Die Veröffentlichung erfolgt am üblichen Anschlageort der Gemeinde, in der das Pachtobjekt gelegen ist, und im Amtsblatt.
Die Veröffentlichung unterbleibt, wenn vor Ablauf der in Absatz 1 vorgesehenen Frist ein Pachtvertrag gemäss Artikel 13 Abs. 2 abgeschlossen wurde.
Art. 15 Ausübung
Der Berechtigte muss sein Vorzugsrecht beim Verpächter schriftlich innert dreissig Tagen seit dem Tag, an dem er von der Pachtmöglichkeit Kenntnis erhalten hat, oder seit dem letzten Tag der in Artikel 14 Abs. 1 vorgesehenen Frist geltend machen.
Üben mehrere Personen ihr Recht aus, so bezeichnet der Verpächter den Berechtigten, mit dem er den Vertrag abschliessen will.
Art. 16 Mitteilung
Der Verpächter muss die anderen Berechtigten, die ihr Recht geltend gemacht haben, unverzüglich schriftlich von ihrem Ausscheiden benachrichtigen.
Art. 17 Feststellungsklage – Frist
Der Vorzugsberechtigte kann innert dreissig Tagen, nachdem er die Mitteilung des Verpächters über den Vertragsabschluss oder sonstwie Kenntnis von diesem Vertragsabschluss erhalten hat, beim Richter sein Recht zum Eintritt in den Pachtvertrag feststellen lassen (Art. 19).

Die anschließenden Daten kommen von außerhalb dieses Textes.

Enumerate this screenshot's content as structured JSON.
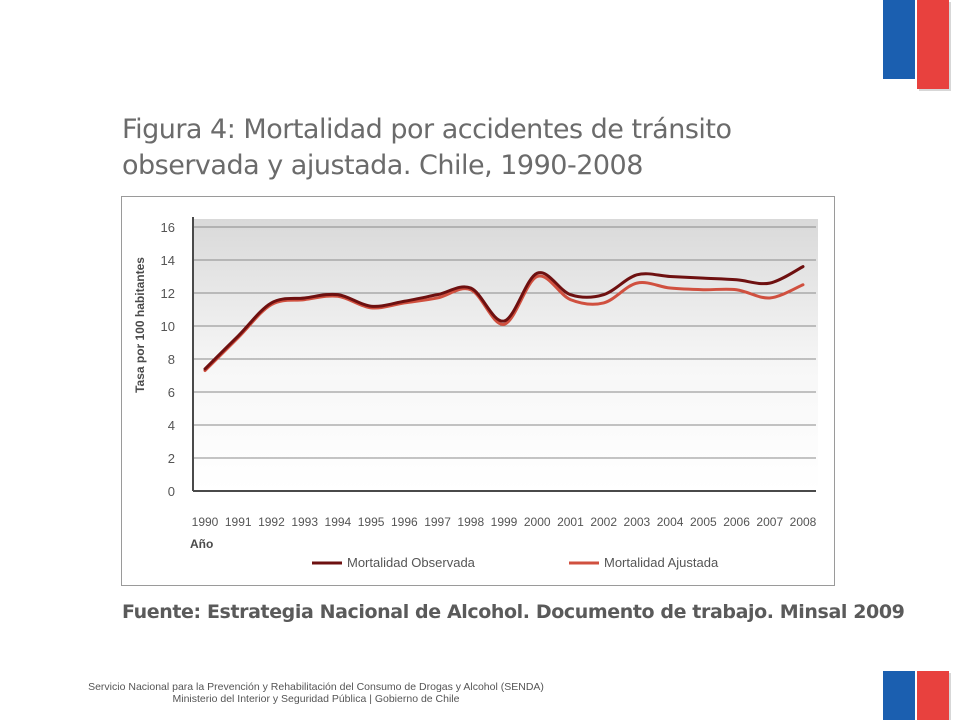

In jedem Fall erlischt das Recht zur Klageerhebung mit Ablauf einer sechzigtägigen Frist nach Pachtantritt.
Art. 18 Feststellungsklage – Folgen im Falle der Gutheissung
Wird die Feststellungsklage gutgeheissen, so muss der Dritte, sofern er die Pacht angetreten hat, die Nutzung des Pachtobjektes auf den nächsten Herbsttermin abtreten.
3 Behörden und Verfahren
3.1 Zivilrechtliche Streitigkeiten
Art. 19 Ordentliche Gerichtsbarkeit
Streitigkeiten zivilrechtlicher Natur betreffend Pachtverträge werden bei der gemäss dem Justizgesetz[5] zuständigen Zivilgerichtsbehörde anhängig gemacht.
…
3.2 Verwaltungsverfügungen und -entscheide
Art. 21 Zuständige Behörde
Die Kantonale Behörde für Grundstückverkehr entscheidet über alle Fragen, die gemäss Bundesgesetz[6] der Verwaltungsbehörde obliegen.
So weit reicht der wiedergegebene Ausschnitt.